The aims of this study were to investigate the outcomes of second salvage auto-SCT and to identify the impacts of a second auto-SCT compared with systemic chemotherapy alone on disease outcome. Data ...from 48 patients who underwent second auto-SCT were matched to 144 patients (1:3) who received systemic chemotherapy alone from the Korean Myeloma Registry. Groups were matched for nine potential prognostic factors and compared for treatment outcomes. The median age of matching-pairs at relapse was 55.5 years.
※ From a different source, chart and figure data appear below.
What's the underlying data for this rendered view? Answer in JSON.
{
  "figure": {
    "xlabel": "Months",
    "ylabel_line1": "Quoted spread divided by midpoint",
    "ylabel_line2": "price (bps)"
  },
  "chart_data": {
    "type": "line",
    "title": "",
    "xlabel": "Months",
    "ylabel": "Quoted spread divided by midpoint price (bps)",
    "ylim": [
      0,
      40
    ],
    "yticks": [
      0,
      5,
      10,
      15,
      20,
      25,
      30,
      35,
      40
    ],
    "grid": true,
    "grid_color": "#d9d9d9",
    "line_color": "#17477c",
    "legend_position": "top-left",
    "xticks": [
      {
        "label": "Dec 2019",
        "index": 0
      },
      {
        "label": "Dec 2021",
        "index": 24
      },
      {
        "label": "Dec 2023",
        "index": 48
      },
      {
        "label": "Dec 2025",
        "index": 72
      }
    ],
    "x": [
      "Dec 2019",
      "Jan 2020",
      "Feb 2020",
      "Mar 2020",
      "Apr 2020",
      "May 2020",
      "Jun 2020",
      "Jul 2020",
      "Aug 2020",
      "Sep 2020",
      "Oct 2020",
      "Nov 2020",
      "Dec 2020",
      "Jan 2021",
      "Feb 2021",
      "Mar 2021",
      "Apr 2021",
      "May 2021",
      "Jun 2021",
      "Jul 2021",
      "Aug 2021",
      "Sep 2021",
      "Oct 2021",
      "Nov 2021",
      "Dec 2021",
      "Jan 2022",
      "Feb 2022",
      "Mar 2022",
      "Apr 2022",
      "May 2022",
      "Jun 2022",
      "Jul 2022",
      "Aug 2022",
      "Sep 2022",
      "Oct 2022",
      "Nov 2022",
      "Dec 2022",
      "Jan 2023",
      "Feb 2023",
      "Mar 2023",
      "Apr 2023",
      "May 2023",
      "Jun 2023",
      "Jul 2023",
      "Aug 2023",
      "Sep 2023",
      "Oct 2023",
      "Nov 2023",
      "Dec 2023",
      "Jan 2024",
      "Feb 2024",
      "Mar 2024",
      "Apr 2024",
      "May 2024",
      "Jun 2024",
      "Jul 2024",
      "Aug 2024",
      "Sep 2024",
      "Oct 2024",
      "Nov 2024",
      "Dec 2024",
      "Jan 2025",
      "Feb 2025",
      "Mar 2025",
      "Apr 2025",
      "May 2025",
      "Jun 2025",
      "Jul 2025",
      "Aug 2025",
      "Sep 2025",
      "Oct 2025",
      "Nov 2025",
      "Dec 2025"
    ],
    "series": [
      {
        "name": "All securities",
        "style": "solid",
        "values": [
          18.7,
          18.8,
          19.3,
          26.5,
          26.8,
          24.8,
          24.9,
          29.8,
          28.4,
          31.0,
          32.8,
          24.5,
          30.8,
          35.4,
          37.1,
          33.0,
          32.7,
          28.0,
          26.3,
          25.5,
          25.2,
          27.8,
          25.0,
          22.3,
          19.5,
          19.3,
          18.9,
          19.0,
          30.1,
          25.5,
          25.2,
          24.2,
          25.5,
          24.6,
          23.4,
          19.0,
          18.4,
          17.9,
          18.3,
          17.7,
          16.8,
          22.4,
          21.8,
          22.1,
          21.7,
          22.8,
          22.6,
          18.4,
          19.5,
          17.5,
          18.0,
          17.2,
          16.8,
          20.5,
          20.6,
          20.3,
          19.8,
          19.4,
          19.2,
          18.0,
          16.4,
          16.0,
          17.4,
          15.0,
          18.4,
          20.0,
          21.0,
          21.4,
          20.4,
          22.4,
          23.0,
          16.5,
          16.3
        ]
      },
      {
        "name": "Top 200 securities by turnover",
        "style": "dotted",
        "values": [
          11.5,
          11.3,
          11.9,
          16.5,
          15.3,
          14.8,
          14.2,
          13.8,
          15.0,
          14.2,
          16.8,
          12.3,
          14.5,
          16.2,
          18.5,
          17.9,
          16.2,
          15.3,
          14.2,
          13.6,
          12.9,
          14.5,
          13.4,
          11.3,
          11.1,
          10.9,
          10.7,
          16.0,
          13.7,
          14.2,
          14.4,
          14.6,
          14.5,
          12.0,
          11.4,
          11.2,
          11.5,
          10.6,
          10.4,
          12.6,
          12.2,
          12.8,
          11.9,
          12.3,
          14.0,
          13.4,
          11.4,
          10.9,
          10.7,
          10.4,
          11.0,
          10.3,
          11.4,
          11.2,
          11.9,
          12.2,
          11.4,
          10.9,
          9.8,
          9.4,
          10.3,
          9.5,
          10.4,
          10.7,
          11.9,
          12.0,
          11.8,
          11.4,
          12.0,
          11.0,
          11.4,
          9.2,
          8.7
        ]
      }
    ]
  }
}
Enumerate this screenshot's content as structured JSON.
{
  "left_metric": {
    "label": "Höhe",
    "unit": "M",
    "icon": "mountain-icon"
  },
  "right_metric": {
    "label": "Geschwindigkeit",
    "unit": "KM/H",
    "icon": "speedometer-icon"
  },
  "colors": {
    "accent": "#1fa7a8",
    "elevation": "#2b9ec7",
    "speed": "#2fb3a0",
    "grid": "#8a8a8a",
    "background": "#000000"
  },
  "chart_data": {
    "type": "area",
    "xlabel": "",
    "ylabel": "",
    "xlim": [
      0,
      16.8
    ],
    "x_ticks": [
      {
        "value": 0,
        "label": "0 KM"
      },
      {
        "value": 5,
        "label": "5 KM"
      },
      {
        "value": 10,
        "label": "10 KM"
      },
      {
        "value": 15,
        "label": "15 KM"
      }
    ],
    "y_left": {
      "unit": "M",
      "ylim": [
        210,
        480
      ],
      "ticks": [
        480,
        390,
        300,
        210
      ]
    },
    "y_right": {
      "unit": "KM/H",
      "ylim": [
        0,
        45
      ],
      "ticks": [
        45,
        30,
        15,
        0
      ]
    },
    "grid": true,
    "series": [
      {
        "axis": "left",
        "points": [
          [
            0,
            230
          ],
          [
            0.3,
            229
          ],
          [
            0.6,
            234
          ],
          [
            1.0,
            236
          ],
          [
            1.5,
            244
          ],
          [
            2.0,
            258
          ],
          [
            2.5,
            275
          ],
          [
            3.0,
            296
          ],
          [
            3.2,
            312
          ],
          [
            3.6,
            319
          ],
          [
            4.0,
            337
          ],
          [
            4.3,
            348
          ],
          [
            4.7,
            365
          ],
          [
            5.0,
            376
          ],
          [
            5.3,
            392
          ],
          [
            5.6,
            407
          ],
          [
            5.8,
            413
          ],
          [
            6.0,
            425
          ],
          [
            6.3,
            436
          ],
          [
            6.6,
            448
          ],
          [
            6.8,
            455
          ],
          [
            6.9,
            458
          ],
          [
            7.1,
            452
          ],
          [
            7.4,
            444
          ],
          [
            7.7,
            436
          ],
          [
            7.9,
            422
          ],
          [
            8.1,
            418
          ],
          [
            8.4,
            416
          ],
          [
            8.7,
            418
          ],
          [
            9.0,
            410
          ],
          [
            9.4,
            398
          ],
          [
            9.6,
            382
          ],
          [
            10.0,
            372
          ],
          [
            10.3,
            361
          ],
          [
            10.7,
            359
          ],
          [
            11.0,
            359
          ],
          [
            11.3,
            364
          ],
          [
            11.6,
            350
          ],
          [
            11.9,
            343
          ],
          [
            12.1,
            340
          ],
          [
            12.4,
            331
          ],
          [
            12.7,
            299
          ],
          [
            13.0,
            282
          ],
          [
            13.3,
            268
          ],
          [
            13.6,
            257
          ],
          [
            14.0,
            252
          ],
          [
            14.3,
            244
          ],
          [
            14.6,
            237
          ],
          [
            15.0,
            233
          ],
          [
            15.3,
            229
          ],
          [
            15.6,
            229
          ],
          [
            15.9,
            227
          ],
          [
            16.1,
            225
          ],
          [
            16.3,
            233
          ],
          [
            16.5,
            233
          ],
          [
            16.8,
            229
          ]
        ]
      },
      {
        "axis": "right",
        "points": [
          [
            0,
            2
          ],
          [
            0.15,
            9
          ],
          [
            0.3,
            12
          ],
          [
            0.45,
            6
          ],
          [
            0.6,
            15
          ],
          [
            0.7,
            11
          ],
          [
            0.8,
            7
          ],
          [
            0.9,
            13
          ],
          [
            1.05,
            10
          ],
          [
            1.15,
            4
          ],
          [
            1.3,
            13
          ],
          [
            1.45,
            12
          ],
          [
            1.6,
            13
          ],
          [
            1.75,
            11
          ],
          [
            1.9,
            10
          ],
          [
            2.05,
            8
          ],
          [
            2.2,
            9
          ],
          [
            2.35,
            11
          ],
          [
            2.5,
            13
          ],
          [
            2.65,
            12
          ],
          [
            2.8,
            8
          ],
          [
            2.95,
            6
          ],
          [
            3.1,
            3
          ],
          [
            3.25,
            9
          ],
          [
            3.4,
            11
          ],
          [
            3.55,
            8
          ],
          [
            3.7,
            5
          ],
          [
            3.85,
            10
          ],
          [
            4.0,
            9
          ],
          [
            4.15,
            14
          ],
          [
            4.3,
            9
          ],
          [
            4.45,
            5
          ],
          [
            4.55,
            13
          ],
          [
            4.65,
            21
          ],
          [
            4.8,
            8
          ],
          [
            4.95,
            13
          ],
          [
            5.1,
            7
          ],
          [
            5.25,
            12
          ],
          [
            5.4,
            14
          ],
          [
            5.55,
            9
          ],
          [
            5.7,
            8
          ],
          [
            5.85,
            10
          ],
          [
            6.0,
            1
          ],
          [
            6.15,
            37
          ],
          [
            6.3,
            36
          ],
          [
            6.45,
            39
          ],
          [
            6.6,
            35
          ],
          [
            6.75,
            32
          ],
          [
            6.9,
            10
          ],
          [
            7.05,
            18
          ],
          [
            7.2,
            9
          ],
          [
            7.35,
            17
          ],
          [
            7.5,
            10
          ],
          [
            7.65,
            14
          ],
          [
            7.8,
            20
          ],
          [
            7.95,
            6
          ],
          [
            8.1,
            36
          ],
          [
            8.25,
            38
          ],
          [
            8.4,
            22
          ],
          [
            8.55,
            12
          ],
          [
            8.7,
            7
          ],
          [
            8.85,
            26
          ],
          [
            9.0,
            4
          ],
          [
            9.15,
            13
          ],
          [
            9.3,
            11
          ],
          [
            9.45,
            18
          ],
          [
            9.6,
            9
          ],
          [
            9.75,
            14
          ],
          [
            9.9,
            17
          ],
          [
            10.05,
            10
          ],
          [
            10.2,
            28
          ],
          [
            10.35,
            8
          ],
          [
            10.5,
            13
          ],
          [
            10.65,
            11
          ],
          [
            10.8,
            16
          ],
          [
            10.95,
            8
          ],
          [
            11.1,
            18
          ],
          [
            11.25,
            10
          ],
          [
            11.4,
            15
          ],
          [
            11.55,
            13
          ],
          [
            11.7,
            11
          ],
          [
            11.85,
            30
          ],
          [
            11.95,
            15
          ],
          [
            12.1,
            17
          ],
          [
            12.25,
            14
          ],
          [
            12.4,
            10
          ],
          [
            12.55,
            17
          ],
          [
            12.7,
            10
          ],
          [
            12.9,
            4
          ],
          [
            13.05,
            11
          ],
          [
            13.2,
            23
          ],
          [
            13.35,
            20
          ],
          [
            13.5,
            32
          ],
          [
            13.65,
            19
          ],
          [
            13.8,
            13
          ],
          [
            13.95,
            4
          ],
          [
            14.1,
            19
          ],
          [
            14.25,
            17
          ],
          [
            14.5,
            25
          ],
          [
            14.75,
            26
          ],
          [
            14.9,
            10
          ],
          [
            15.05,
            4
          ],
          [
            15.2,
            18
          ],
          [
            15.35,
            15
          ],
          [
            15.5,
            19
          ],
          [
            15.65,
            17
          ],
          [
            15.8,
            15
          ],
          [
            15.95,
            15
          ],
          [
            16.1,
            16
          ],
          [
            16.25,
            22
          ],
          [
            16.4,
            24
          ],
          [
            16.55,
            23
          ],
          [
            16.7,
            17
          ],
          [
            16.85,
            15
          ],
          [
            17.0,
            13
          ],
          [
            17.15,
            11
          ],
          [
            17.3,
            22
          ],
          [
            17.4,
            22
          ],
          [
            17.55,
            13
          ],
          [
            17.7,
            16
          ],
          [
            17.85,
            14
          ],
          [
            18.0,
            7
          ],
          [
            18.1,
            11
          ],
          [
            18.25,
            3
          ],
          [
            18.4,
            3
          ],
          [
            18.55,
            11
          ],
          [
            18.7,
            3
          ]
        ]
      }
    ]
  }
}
A total of 156 patients (81%) received vincristine, doxorubicin and dexamethasone induction therapy before the first auto-SCT. Thirty-five patients (73%) in the second auto-SCT group received novel agent-based therapies before the second auto-SCT, and similar proportion in both groups received novel therapies after relapse of front-line auto-SCT. With a median follow-up of 55.3 months, patients who underwent a second auto-SCT had significantly better median OS (55.5 vs 25.4 months, P=0.035). In multivariate analysis for OS, <18 months time to progression after first auto-SCT, International Staging System III and salvage chemotherapy alone were independent predictors for worse OS. The outcomes of second auto-SCT appear to be superior to those of systemic chemotherapy alone. A randomized trial comparing both treatment strategies is required.